Fibonacci is defined recursively for this question as: F~0 = 1 F~1 = 1 F~n = F~n-1 + F~n-2 for n >= 2 So a custom binary string always begins with 1 and never has two consecutive ones. If s = s~Ls~L-1...s~1 is such a string of length L where s~i is in {0,1}, the number represented by s is: n(s) = Sigma (i = 1 to L) s~i x F~i Example: n(1000101) = F~7 + F~3 + F~1 = 21 + 3 + 1 = 25

(a) Prove for every L >= 1, if s is a custom binary number of length L, n(s) >= F~L

(b) Prove for every L >= 1, if s is a custom binary number of length L, n(s) < F~L + 1

I've tried to prove with induction with no luck most likely because I'm doing it wrong. I'm not sure how else to prove it for the general case of L > 1.

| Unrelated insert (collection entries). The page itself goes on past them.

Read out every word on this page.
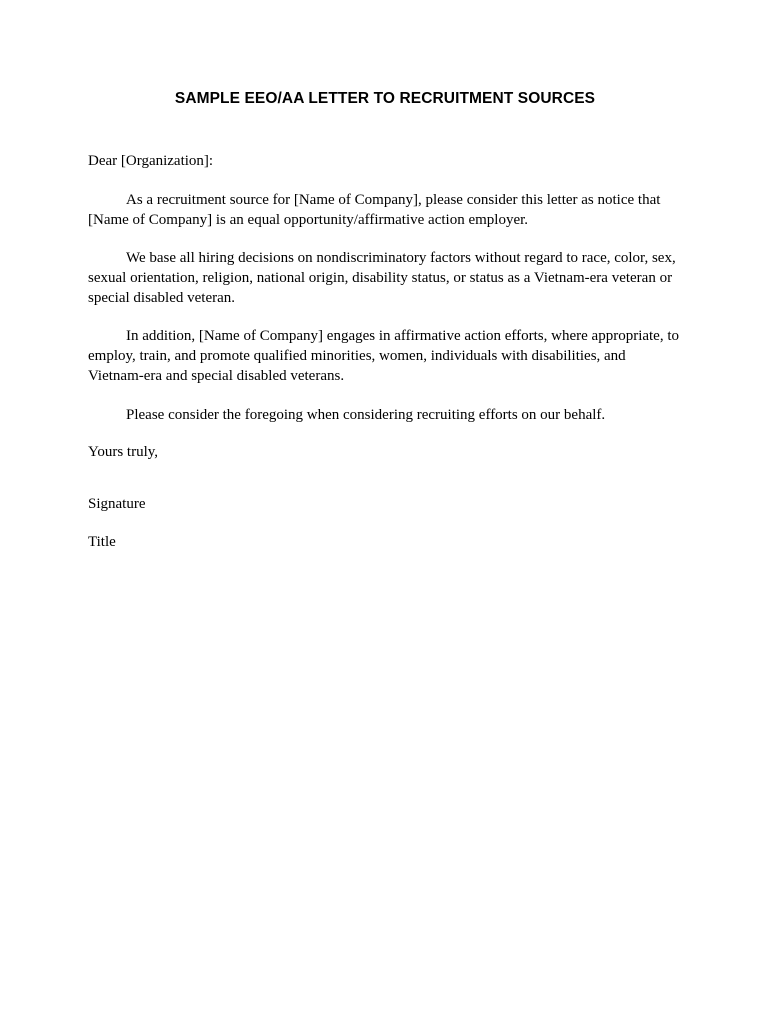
SAMPLE EEO/AA LETTER TO RECRUITMENT SOURCES

Dear [Organization]:

As a recruitment source for [Name of Company], please consider this letter as notice that [Name of Company] is an equal opportunity/affirmative action employer.

We base all hiring decisions on nondiscriminatory factors without regard to race, color, sex, sexual orientation, religion, national origin, disability status, or status as a Vietnam-era veteran or special disabled veteran.

In addition, [Name of Company] engages in affirmative action efforts, where appropriate, to employ, train, and promote qualified minorities, women, individuals with disabilities, and Vietnam-era and special disabled veterans.

Please consider the foregoing when considering recruiting efforts on our behalf.

Yours truly,

Signature

Title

The '~' is to represent there is a subscript for the variable

Solution

Let's start with A.

I would prove it this way:

Let s be a custom binary string with L=k such that k>=1. By definition of custom binary strings, we must have s~k = 1 Therefore n(s) = F~k + n(s~(k-1)...s(1)) = F~L + n(s~(k-1) ... s(1)), or the number represented by s is equal to F~L plus the number represented by the remaining k-1 digits of s. Since we cannot have a string with negative length, we must have that n(s) >= F~L

However, if you need to prove it inductively, you could do it this way:

Base case: Let L=1 and s be a custom binary string of length 1. We must have s=1, by definition. Therefore n(s) = n(1) = 1xF~1 = F~L, as required.

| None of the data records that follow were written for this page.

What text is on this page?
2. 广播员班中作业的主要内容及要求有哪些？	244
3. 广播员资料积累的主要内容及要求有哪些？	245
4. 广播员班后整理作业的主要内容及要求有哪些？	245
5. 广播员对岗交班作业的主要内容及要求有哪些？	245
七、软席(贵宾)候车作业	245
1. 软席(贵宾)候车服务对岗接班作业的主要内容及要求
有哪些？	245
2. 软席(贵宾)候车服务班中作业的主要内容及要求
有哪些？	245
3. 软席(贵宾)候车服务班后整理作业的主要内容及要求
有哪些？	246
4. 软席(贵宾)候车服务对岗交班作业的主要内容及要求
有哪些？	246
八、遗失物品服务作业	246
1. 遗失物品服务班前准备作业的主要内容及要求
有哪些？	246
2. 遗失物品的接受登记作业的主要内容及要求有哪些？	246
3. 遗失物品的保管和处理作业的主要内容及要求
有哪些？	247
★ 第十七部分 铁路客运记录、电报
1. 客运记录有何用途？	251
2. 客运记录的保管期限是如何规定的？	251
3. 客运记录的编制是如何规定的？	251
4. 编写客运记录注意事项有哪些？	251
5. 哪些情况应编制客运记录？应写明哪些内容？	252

Inductive Hypothesis: Assume that n(s) >= F~L for L=1,2,...k-1.

Inductive case: Let L=k, and let s be a custom binary string of length k.

If s contains only one digit equal to 1, this is equivalent to the base case and we are done.

If s contains more than one digit equal to 1, let i be the index of the second occurrence, and let t be the custom binary string represented by the digits s~i ... s~1. Then we have that n(s) = 1xF~k + n(t) = F~L + n(t). Since t has length k-i, by the inductive hypothesis we have n(s) >= F~L + F~(k-i)>= F~L, as required.

Okay, B is going to be harder. I'm going to prove it inductively, because I think it's easier.

Base case: Let L=1 an s be a custom binary string of length 1. We must have s=1, by definition. Therefore n(s) = n(1) = 1xF~1 = 1 < 2 = F~2.

Inductive Hypothesis: Assume that n(s) < F~(L+1)forL=1,2,...,k-1`.

Inductive Case: Let L=k and s be a custom binary string of length k.

If s has only one digit equal to 1, this is equivalent to the base case and we're done. If s has more than one digit equal to 1, then let i be the index of the second occurrence, and t be the custom binary string represented by the digits s~i ... 1.

It is obvious that n(s) = F~L + n(t). By the inductive hypothesis we know that n(t) < F~(i+1). Since custom binary strings cannot have consecutive digits be 1, we also have that i <= L-2, or i+1 <= L-1, which means that F~(i+1) <= F~(L-1) since the Fibonacci sequence is strictly increasing.

Putting it all together: n(s) = F~L + n(t) < F~L + F~(i+1) < F~L + F~(L-1) = F~(L+1).

Therefore n(s) < F~(L+1), as required.